Le mode d’emploi pour agir sans vous tromper (et sans pénalités inutiles)
Pour vos démarches, vous pouvez passer par impots.gouv.fr dans votre espace particulier, rubrique Biens immobiliers, notamment pour déposer et suivre certaines déclarations.
Selon le cas, le bon formulaire fait gagner du temps : H1 ou H2 pour une construction ou un changement, Cerfa n°14770*11 pour un plafonnement. Et, quel que soit le dispositif, joignez les pièces qui évitent un refus : avis d’impôt (RFR), avis de taxe foncière, justificatifs d’allocations si vous êtes concerné, documents d’achèvement ou factures de travaux, preuves de vacance si vous demandez un dégrèvement.

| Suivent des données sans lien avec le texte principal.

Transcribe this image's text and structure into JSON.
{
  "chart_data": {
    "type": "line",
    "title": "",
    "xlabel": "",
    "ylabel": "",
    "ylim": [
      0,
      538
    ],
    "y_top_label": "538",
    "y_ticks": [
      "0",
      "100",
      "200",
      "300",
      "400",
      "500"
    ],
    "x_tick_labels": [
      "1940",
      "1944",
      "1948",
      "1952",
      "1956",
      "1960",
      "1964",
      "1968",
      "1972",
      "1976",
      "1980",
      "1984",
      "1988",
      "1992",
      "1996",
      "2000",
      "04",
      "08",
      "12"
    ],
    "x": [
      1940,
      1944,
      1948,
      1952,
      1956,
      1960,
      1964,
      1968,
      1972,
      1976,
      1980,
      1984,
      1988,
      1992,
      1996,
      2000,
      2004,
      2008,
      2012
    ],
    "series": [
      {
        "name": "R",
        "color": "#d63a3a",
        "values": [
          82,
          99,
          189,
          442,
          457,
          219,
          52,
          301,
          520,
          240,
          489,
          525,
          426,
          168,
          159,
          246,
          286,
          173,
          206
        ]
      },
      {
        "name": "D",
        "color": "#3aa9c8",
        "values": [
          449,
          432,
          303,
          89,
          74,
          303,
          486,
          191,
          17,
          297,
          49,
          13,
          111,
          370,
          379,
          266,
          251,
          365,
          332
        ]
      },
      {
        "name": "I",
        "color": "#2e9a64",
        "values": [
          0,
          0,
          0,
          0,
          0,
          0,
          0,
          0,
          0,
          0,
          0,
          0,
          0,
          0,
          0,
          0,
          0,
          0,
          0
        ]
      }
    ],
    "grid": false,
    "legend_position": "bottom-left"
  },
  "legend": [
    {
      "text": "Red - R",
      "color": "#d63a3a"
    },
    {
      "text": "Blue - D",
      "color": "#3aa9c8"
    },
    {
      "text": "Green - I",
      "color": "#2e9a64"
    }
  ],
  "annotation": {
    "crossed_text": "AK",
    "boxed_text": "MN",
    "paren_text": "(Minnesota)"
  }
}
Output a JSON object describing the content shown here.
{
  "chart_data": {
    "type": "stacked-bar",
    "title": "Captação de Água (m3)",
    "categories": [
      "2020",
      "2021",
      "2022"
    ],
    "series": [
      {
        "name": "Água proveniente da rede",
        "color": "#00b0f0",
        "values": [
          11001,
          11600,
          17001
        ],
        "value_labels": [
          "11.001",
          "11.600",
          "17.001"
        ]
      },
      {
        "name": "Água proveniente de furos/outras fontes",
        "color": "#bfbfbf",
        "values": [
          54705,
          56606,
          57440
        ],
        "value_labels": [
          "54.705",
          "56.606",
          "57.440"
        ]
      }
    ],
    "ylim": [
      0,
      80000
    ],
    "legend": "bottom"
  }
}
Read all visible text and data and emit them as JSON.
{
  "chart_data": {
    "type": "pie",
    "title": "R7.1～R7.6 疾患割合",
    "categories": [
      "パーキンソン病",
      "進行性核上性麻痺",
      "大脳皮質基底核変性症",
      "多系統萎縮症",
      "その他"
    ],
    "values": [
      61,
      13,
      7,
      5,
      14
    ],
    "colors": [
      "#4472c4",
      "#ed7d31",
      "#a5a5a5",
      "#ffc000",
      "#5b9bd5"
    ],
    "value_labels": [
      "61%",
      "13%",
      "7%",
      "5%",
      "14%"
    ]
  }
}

Enfin, un point très pragmatique : si vous devez avancer le montant, la bonne pratique est de payer à l’échéance puis de déposer la demande ou la réclamation, pour éviter des majorations. Vous pouvez payer en espèces jusqu’à 300 euros au centre des finances publiques. Le chèque, le virement ou le TIP sont possibles dans la limite de 30 000 euros.
À retenir pour décider vite : commencez par repérer sur votre avis ce qui relève de la TFPB et ce qui relève de la TEOM, puis comparez votre RFR et vos parts aux bons plafonds. Si vous êtes dans un cas d’exonération automatique (ASPA, ASI) ou de dégrèvement d’office (100 euros entre 65 et 75 ans), vérifiez simplement que l’avantage est bien appliqué. Et si vous jouez une exonération temporaire liée au logement, ne laissez pas passer le délai de 90 jours : c’est souvent là que la facture peut vraiment vous coûter cher.